L’histoire ne pardonnera sans doute jamais à Benyamin Netanyahou d’avoir rouvert en 2021 les portes de la Knesset aux kahanistes. Rien là, toutefois, d’une alliance contre nature : le chef du Likoud a lui-même grandi dans le sérail sioniste révisionniste. Comment oublier que, dans années 1930, David Ben Gourion appelait Jabotinsky, père du mouvement… « Vladimir Hitler » ? En fait, c’est surtout Mussolini qui soutenait le Betar : il avait mis à sa disposition à Bari un émetteur radio couvrant tout le Moyen-Orient ainsi qu’à Civitavecchia des locaux pour son école de cadres. Le Duce expliqua en 1935 à David Prato, futur grand rabbin de Rome : « Pour que le sionisme réussisse, il vous faut un État juif, avec un drapeau juif et une langue juive. La personne qui comprend vraiment cela, c’est votre fasciste, Jabotinsky ». Benzion Netanyahou, le père de Benyamin, fut non seulement un militant révisionniste, mais un birion (voyou), surnom choisi par  les membres de la fraction d’extrême droite du mouvement. Quant à Yaïr, le fils de Benyamin, une provocation suffit à le situer politiquement : il a accepté que sa photographie figure sur une affiche de l’Alternative für  Deutschland (AFD) vantant « une Europe libre, démocratique et  chrétienne » – son alliance avec  les néofascistes compte donc plus pour lui que sa judéité !


Jusqu’où ira cette fascisation d’Israël ? Ben Gvir et Smotrich ne sont pas des extrémistes isolés, ni même marginaux. Sauf crise majeure débouchant sur une nouvelle forme d’union nationale, Netanyahou n’aura pas de majorité sans eux. La gauche juive comme arabe est au plus bas, incapable de proposer une alternative à un électorat populaire hystérisé par la rhétorique raciste. Le risque est grand que l’opposition vote avec ses pieds : des centaines de milliers de citoyens juifs israéliens vivent désormais ailleurs qu’en Israël, et nombre d’autres se sont procuré le passeport d’un État européen. Pour eux comme pour feu Zeev Sternhell, « en Israël pousse un racisme proche du nazisme à ses débuts ».

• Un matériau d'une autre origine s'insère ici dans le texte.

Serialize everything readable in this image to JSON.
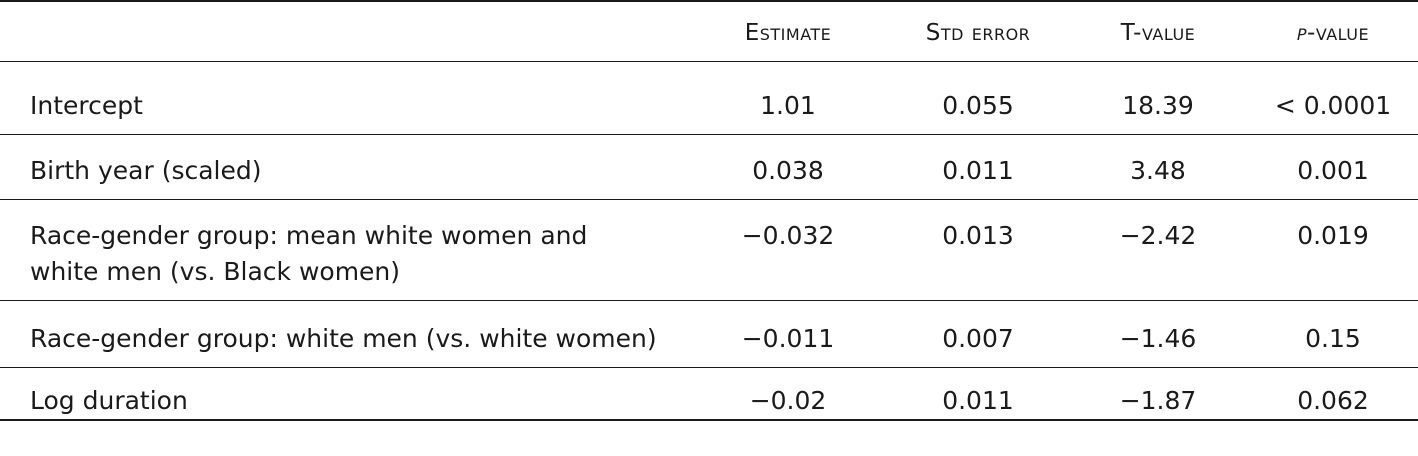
{
  "table": {
    "headers": {
      "label": "",
      "estimate": "Estimate",
      "std_error": "Std error",
      "t_value": "T-value",
      "p_value_p": "p",
      "p_value_rest": "-value"
    },
    "rows": [
      {
        "label": "Intercept",
        "estimate": "1.01",
        "std_error": "0.055",
        "t_value": "18.39",
        "p_value": "< 0.0001"
      },
      {
        "label": "Birth year (scaled)",
        "estimate": "0.038",
        "std_error": "0.011",
        "t_value": "3.48",
        "p_value": "0.001"
      },
      {
        "label_line1": "Race-gender group: mean white women and",
        "label_line2": "white men (vs. Black women)",
        "estimate": "−0.032",
        "std_error": "0.013",
        "t_value": "−2.42",
        "p_value": "0.019"
      },
      {
        "label": "Race-gender group: white men (vs. white women)",
        "estimate": "−0.011",
        "std_error": "0.007",
        "t_value": "−1.46",
        "p_value": "0.15"
      },
      {
        "label": "Log duration",
        "estimate": "−0.02",
        "std_error": "0.011",
        "t_value": "−1.87",
        "p_value": "0.062"
      }
    ]
  }
}
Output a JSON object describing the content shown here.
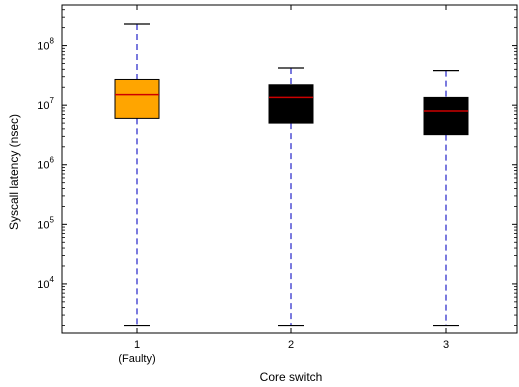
{
  "chart_data": {
    "type": "box",
    "title": "",
    "xlabel": "Core switch",
    "ylabel": "Syscall latency (nsec)",
    "y_scale": "log",
    "ylim": [
      1500,
      480000000
    ],
    "y_ticks": [
      {
        "value": 10000,
        "base": "10",
        "exp": "4"
      },
      {
        "value": 100000,
        "base": "10",
        "exp": "5"
      },
      {
        "value": 1000000,
        "base": "10",
        "exp": "6"
      },
      {
        "value": 10000000,
        "base": "10",
        "exp": "7"
      },
      {
        "value": 100000000,
        "base": "10",
        "exp": "8"
      }
    ],
    "categories": [
      "1",
      "2",
      "3"
    ],
    "category_sublabels": [
      "(Faulty)",
      "",
      ""
    ],
    "boxes": [
      {
        "category": "1",
        "whisker_low": 2000,
        "q1": 6000000,
        "median": 15000000,
        "q3": 27000000,
        "whisker_high": 230000000,
        "fill": "#FFA500"
      },
      {
        "category": "2",
        "whisker_low": 2000,
        "q1": 5000000,
        "median": 13500000,
        "q3": 22000000,
        "whisker_high": 42000000,
        "fill": "#000000"
      },
      {
        "category": "3",
        "whisker_low": 2000,
        "q1": 3200000,
        "median": 8000000,
        "q3": 13500000,
        "whisker_high": 38000000,
        "fill": "#000000"
      }
    ],
    "whisker_color": "#3333CC",
    "median_color": "#CC0000",
    "grid": false,
    "legend": "none"
  }
}
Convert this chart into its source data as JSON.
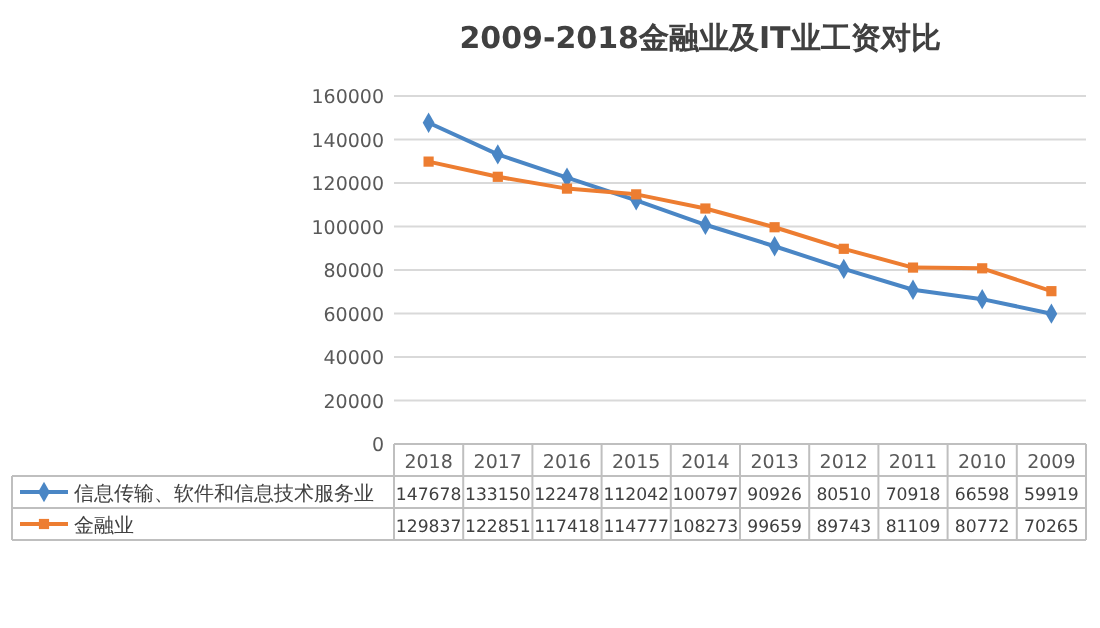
{
  "chart_data": {
    "type": "line",
    "title": "2009-2018金融业及IT业工资对比",
    "categories": [
      "2018",
      "2017",
      "2016",
      "2015",
      "2014",
      "2013",
      "2012",
      "2011",
      "2010",
      "2009"
    ],
    "series": [
      {
        "name": "信息传输、软件和信息技术服务业",
        "color": "#4a86c5",
        "marker": "diamond",
        "values": [
          147678,
          133150,
          122478,
          112042,
          100797,
          90926,
          80510,
          70918,
          66598,
          59919
        ]
      },
      {
        "name": "金融业",
        "color": "#ed7d31",
        "marker": "square",
        "values": [
          129837,
          122851,
          117418,
          114777,
          108273,
          99659,
          89743,
          81109,
          80772,
          70265
        ]
      }
    ],
    "ylim": [
      0,
      160000
    ],
    "yticks": [
      0,
      20000,
      40000,
      60000,
      80000,
      100000,
      120000,
      140000,
      160000
    ],
    "grid": "y",
    "legend": "bottom",
    "data_labels": true,
    "line_style": "solid"
  }
}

Une fois encore, la logique du « bonnet blanc et blanc bonnet » rend l’évolution politique israélienne inintelligible. Que tous les partis sionistes, de « gauche » comme de « droite » aient en commun le même projet colonial, est évident. Qu’en particulier en 1947-1949, le Mapam et le Palmakh aient joué un rôle capital dans la conquête des villes et villages arabes et l’expulsion de leurs habitants est un fait historique établi. Et depuis, aucun gouvernement israélien, sauf celui de Rabin, de 1993 à son assassinat, n’a commencé à rompre avec cet engrenage. Mais tout cela ne justifie pas d’attribuer la même dangerosité à un Ben Gvir ou à un Smotrich et aux dirigeants de la « gauche » sioniste. C’est ce que les dirigeants et les militants de la gauche radicale arabo-juive ont compris, appelant depuis près d’une décennie à la constitution d’un front uni contre l’extrême droite et critiquant les abstentionnistes.